Quienes más llaman la atención son unos treinta encapuchados que salen de sus casas antes del mediodía para azotarse delante de los espectadores, muchos de los cuales los aplauden mientras apuran una cerveza fría o toman un trago de ron. El ritual, como hace más de siglo y medio, comprende una caminata de dos kilómetros por calles polvorientas, descalzos, dando siete pasos hacia adelante y tres atrás y soportando temperaturas cercanas a los 40 grados celsius.

Durante el recorrido, cubiertos por una tenue falda que les cuelga desde los glúteos, los penitentes se flagelan con la disciplina, un rústico látigo con siete bolas de cera en su punta que golpe tras golpe, enrojecen las espaldas y producen gruesos hematomas.

En cada una de las catorce estaciones que recuerdan el viacrucis de Jesús, los penitentes hacen una pausa para permitir que los ‘picadores’, otros experimentados personajes, abran sus magulladuras con una cuchilla de afeitar y les desinfecten las heridas con aguardiente puro.

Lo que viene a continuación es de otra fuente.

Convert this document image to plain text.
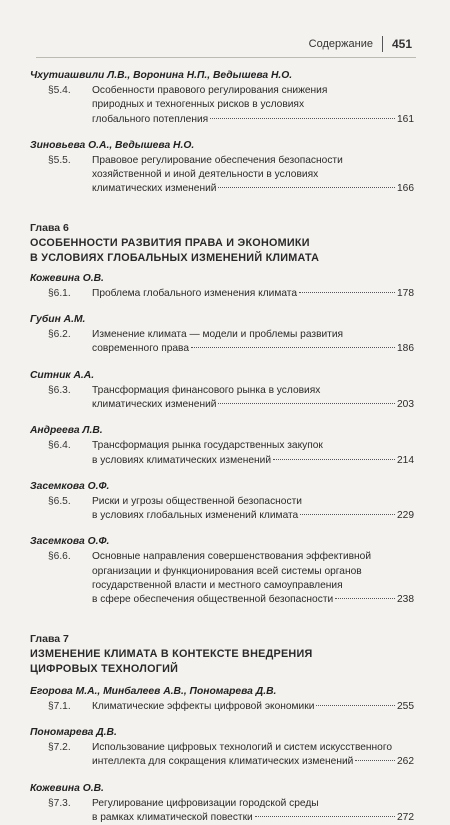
Содержание 451
Чхутиашвили Л.В., Воронина Н.П., Ведышева Н.О.
§5.4.	Особенности правового регулирования снижения
природных и техногенных рисков в условиях
глобального потепления	161
Зиновьева О.А., Ведышева Н.О.
§5.5.	Правовое регулирование обеспечения безопасности
хозяйственной и иной деятельности в условиях
климатических изменений	166
Глава 6
ОСОБЕННОСТИ РАЗВИТИЯ ПРАВА И ЭКОНОМИКИ
В УСЛОВИЯХ ГЛОБАЛЬНЫХ ИЗМЕНЕНИЙ КЛИМАТА
Кожевина О.В.
§6.1.	Проблема глобального изменения климата	178
Губин А.М.
§6.2.	Изменение климата — модели и проблемы развития
современного права	186
Ситник А.А.
§6.3.	Трансформация финансового рынка в условиях
климатических изменений	203
Андреева Л.В.
§6.4.	Трансформация рынка государственных закупок
в условиях климатических изменений	214
Засемкова О.Ф.
§6.5.	Риски и угрозы общественной безопасности
в условиях глобальных изменений климата	229
Засемкова О.Ф.
§6.6.	Основные направления совершенствования эффективной
организации и функционирования всей системы органов
государственной власти и местного самоуправления
в сфере обеспечения общественной безопасности	238
Глава 7
ИЗМЕНЕНИЕ КЛИМАТА В КОНТЕКСТЕ ВНЕДРЕНИЯ
ЦИФРОВЫХ ТЕХНОЛОГИЙ
Егорова М.А., Минбалеев А.В., Пономарева Д.В.
§7.1.	Климатические эффекты цифровой экономики	255
Пономарева Д.В.
§7.2.	Использование цифровых технологий и систем искусственного
интеллекта для сокращения климатических изменений	262
Кожевина О.В.
§7.3.	Регулирование цифровизации городской среды
в рамках климатической повестки	272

Durante esos momentos, se arrodillan, rezan el credo, levantan levemente sus capuchas para beber aguardiente y continuar la marcha en medio de las voces de ánimo lanzadas desde las aceras.

Carlos Rodríguez, quien lleva treinta años como flagelante, afirma las estaciones iniciales son las más duras pero que después de la tercera y de la cura de las primeras heridas, los latigazos no se sienten y el dolor desaparece.

La procesión, en la que cada penitente actúa por su propia cuenta, tiene diferentes tipos de “mandas”. Una de ellas es la copa de la amargura, una penitencia en la que mujeres descalzas, ataviadas con faldones, recorren de espaldas varios kilómetros portando en un brazo totalmente rígido, una copa de vidrio repleta de vino.

A ellas se suman nazarenos con coronas de espinas incrustadas en la cabeza y jóvenes que cargan cruces de madera en sus hombros o amarradas a sus espaldas. Todos dicen ser penitentes.

Pese a la oposición de la Iglesia, la tradición continúa, como lo admite Luis Escorcia, alcalde municipal, quien pese a no ser partidario de los penitentes considera que legalmente “es imposible prohibirlos porque en Colombia hay libertad de cultos”. Por esas razones, algunos habitantes de este pueblo cercano a Barranquilla, al norte del país, aseguran que mientras tengan fuerzas seguirán ‘picándose’. Uno de ellos, Pedro Barrios, es concluyente: “las ‘mandas’, propias o ajenas, son asuntos de fe”.

Mientras tanto, como comentaba este viernes una turista, la gente seguirá preguntándose: ¿Esto es fe o fanatismo? ¿Espectáculo o turismo? La polémica quizá nunca termine.